I made the bread many times, always pleased with the rise, but somewhat suspicious of the doughy, moist and dark crumbs left on the cutting board – and the sensation of heaviness in the belly. It was no good at all the next day. Now, 20 years later, I think of her technique as similar to giving great amounts of fertilizer to plants, or to feeding corn and hormones to a young cow bound for slaughter in the year it was born.

Then I discovered the three-day bread – a technique using the natural yeasts of grape skins and kitchen air. A dough kneaded on Tuesday will gladly repay you on Thursday, I like to say. First you give the ingredients a slow kneading with plenty of 20-minute resting periods; then a 4- to 6-hour rest in a large, beautiful and old bread bowl; then a gentle deflation, removal from the bowl, and another hour-long rest while laying naked on the countertop (the dough); then you separate and form the dough into round loaves and let them rest some more, this time covered with linen towels from a beach gift shop you once visited; then you place the swelling loaves into bread baskets and let those rest for maybe 2 hours in that position; then you place the bread baskets in the refrigerator and let them rest 24 hours or so; it's Thursday now and you set the well-rested, dough-in-baskets onto the kitchen counter and let them rest and warm up for a few or several hours. You've got to preheat the oven for at least an hour to thoroughly heat that inch-thick baking stone -- now remove the loaves from their cozy baskets, let them rest naked again; carefully slit a smiley face across each top, rest again; then thank each one before sliding them onto the baking stone in the oven where they will gladly rise for you. Forty minutes later you will gingerly place each one on a cooling rack where they will rest for about 2 hours, all the while whistling and whispering and cackling to all those passersby who care to listen . . .

I know I’m a slow writer. It might take me four months of observing my birds at the feeder to come up with a metaphor for . . . something. It’s taken me 20 years to recall the dangerous technique of a fast riser I’ve never met.

Friday, October 2, 2009

Without Beginning


. . . without beginning.  I like that.  From Ueland's book, If You Want to Write.  She passes over the term very quickly, and in mid-sentence.  She describes a friend of hers who will start telling a story without beginning:  " . . . never leading up to it with apologetic explanations, proofs and qualifying phrases."  The necessary information comes later, when she's caught her breath.  It has a Biblical ringtone to it -- without beginning, amen.

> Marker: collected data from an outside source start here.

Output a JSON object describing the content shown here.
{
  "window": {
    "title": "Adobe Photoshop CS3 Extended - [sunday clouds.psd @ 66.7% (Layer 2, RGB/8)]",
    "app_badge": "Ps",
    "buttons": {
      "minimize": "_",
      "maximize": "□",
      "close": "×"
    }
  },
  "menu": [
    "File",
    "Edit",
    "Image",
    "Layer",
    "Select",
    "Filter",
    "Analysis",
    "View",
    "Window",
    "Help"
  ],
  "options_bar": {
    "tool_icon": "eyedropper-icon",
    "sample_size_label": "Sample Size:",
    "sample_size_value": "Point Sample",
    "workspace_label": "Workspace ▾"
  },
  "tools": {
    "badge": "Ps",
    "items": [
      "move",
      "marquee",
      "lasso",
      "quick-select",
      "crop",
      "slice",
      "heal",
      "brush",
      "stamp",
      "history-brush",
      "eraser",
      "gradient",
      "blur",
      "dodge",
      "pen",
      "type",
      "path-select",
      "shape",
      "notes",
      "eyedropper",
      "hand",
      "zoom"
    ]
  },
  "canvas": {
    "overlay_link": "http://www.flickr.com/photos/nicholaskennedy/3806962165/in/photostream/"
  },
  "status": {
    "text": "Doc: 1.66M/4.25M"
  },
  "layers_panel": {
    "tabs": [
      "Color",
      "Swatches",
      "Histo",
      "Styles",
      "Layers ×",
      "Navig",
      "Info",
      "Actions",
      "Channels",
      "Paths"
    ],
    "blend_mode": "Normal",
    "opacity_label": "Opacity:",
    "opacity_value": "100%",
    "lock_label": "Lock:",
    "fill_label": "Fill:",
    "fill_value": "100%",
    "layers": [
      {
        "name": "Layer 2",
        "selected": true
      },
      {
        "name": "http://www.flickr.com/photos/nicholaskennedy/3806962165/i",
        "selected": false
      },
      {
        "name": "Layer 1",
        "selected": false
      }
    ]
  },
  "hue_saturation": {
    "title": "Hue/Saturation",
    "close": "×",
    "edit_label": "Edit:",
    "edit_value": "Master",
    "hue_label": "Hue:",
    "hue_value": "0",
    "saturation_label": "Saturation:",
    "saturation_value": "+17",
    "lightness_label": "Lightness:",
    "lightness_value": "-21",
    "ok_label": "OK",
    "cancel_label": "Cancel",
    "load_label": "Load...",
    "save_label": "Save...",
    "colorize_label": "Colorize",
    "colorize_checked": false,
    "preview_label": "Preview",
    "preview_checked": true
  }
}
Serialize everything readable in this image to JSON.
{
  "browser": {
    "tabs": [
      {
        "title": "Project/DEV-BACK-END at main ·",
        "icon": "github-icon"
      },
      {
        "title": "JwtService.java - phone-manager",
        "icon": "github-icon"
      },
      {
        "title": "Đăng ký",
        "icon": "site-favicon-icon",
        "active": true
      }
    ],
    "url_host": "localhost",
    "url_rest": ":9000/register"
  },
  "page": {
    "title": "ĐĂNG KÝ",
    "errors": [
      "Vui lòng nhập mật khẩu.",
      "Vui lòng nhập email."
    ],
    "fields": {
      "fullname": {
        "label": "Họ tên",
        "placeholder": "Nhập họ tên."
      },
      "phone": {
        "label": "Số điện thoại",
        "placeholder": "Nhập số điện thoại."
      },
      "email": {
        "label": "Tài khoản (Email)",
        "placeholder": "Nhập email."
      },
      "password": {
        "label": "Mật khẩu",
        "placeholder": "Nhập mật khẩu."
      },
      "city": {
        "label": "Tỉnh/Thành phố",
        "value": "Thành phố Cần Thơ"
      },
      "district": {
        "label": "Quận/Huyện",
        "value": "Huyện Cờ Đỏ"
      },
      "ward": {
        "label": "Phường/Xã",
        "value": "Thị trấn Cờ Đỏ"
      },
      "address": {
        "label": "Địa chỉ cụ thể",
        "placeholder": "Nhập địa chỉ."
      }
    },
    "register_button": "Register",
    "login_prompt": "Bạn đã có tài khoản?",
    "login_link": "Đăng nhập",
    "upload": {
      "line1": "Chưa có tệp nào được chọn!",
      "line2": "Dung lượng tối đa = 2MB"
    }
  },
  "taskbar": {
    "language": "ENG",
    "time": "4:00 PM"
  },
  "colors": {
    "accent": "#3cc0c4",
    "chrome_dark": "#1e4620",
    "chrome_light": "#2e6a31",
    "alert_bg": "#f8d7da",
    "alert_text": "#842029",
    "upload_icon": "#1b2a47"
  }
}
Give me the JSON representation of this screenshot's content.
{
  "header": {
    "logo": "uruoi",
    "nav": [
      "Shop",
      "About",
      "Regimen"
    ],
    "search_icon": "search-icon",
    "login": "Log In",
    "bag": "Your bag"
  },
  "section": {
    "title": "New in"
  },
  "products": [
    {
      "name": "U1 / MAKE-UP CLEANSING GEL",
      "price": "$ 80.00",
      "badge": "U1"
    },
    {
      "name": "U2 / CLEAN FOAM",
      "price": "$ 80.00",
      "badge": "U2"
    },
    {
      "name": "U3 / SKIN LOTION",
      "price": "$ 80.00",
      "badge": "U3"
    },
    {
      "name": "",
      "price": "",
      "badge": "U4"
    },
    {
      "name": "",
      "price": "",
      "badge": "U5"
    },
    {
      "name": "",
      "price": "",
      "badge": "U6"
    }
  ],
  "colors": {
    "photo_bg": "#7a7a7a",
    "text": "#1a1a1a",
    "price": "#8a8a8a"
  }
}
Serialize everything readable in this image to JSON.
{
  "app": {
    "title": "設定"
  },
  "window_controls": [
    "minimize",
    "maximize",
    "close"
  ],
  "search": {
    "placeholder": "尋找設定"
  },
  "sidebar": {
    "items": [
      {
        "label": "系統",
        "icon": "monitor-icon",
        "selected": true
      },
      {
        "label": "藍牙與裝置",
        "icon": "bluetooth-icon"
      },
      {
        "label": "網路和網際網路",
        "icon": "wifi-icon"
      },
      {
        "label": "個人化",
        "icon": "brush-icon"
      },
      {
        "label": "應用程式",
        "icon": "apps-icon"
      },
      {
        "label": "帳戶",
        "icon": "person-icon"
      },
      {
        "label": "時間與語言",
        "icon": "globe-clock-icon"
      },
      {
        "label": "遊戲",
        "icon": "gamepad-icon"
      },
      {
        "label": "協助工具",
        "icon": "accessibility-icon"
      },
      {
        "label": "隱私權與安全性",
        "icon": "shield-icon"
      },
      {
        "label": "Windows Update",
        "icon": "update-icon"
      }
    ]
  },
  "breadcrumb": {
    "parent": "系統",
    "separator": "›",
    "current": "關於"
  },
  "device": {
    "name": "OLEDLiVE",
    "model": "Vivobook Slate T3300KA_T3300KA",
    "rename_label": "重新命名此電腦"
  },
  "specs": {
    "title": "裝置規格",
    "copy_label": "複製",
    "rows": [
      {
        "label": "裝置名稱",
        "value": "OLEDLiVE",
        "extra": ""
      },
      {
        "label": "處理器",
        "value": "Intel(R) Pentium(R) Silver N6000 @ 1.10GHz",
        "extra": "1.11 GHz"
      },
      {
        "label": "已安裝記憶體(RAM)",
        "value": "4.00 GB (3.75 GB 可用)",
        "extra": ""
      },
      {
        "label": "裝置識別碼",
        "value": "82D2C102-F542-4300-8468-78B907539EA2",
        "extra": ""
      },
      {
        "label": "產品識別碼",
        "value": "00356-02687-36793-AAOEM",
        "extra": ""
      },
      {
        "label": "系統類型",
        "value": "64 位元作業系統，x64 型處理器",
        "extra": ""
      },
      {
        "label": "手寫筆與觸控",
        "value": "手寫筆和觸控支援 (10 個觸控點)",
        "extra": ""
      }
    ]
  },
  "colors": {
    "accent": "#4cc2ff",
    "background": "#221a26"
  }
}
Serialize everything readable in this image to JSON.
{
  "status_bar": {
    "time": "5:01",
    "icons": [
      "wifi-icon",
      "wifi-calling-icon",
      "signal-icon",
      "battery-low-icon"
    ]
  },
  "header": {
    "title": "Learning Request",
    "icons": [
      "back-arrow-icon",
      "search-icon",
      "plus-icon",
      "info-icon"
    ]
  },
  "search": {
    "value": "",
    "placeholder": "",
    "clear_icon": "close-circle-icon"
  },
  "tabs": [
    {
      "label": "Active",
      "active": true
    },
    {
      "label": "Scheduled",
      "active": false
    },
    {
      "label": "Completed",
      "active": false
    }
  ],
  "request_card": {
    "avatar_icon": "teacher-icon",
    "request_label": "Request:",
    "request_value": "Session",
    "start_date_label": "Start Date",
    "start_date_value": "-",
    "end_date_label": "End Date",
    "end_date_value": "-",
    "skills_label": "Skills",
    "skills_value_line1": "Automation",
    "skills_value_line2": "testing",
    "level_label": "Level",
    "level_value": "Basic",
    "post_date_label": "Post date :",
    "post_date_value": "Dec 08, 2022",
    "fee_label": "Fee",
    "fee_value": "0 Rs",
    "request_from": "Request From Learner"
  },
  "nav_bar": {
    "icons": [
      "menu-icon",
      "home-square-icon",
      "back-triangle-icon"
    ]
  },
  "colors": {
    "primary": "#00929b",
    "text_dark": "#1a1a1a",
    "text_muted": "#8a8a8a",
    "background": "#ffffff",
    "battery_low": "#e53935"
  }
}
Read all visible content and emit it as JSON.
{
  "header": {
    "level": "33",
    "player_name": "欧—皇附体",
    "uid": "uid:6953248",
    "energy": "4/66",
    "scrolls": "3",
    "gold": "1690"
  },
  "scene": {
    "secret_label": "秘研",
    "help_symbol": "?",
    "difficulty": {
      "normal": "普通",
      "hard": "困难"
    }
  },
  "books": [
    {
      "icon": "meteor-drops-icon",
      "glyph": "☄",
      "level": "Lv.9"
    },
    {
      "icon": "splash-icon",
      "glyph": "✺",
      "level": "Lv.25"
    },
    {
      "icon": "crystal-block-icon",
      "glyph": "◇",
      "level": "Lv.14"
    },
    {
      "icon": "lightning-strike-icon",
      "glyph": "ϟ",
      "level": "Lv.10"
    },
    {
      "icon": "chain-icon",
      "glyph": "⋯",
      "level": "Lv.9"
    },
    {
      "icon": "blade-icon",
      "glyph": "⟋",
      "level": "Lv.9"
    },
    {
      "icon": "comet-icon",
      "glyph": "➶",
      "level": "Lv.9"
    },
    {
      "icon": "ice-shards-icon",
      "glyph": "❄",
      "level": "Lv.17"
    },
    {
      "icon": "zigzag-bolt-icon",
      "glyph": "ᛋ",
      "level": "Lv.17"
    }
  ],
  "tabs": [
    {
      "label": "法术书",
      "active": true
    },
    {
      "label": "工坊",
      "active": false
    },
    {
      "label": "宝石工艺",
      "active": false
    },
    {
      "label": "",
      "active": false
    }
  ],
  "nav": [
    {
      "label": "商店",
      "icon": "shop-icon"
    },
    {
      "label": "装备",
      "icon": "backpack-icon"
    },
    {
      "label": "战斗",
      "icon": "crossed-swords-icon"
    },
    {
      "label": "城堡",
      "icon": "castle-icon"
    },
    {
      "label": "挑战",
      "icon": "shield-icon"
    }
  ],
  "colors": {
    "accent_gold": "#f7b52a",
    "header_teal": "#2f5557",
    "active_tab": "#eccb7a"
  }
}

I think of another term, a Latin one -- in medias res -- in the middle of things.  To begin right in the middle of a story, in the thick of it, from where you are floundering or maybe even drowning -- do that first, then once you've survived, tell how you got there.  It's a technique employed by most oral traditions  -- The Odyssey, The Iliad, Nibelungenlied, The Kalevala, on and on.  These have been given the status of high literature, but really they're just good children's stories meant to grasp and keep the attention of rowdy men in the mead hall.  I think a Bruce Willis movie might employ the same technique. 

"Nor does he begin the Trojan War from the double egg,
but always he hurries to the action, and snatches the listener into the middle of things."
--(Horace, "The Art of Poetry," lines 147-148)

Maybe that's why I'm having a hard time going linear with this thing I'm pretending to write.  I instinctively want to start in the middle, plunge into it even if it feels like drowning, then fill in the rest later -- like a survivor shaking herself off.  Now . . . let me tell you how I got here . . .   

I think I'll go with my instincts for writing the middle portions first.  The order will find it's own way to correctness later -- like birds flocking to a spot on the wire.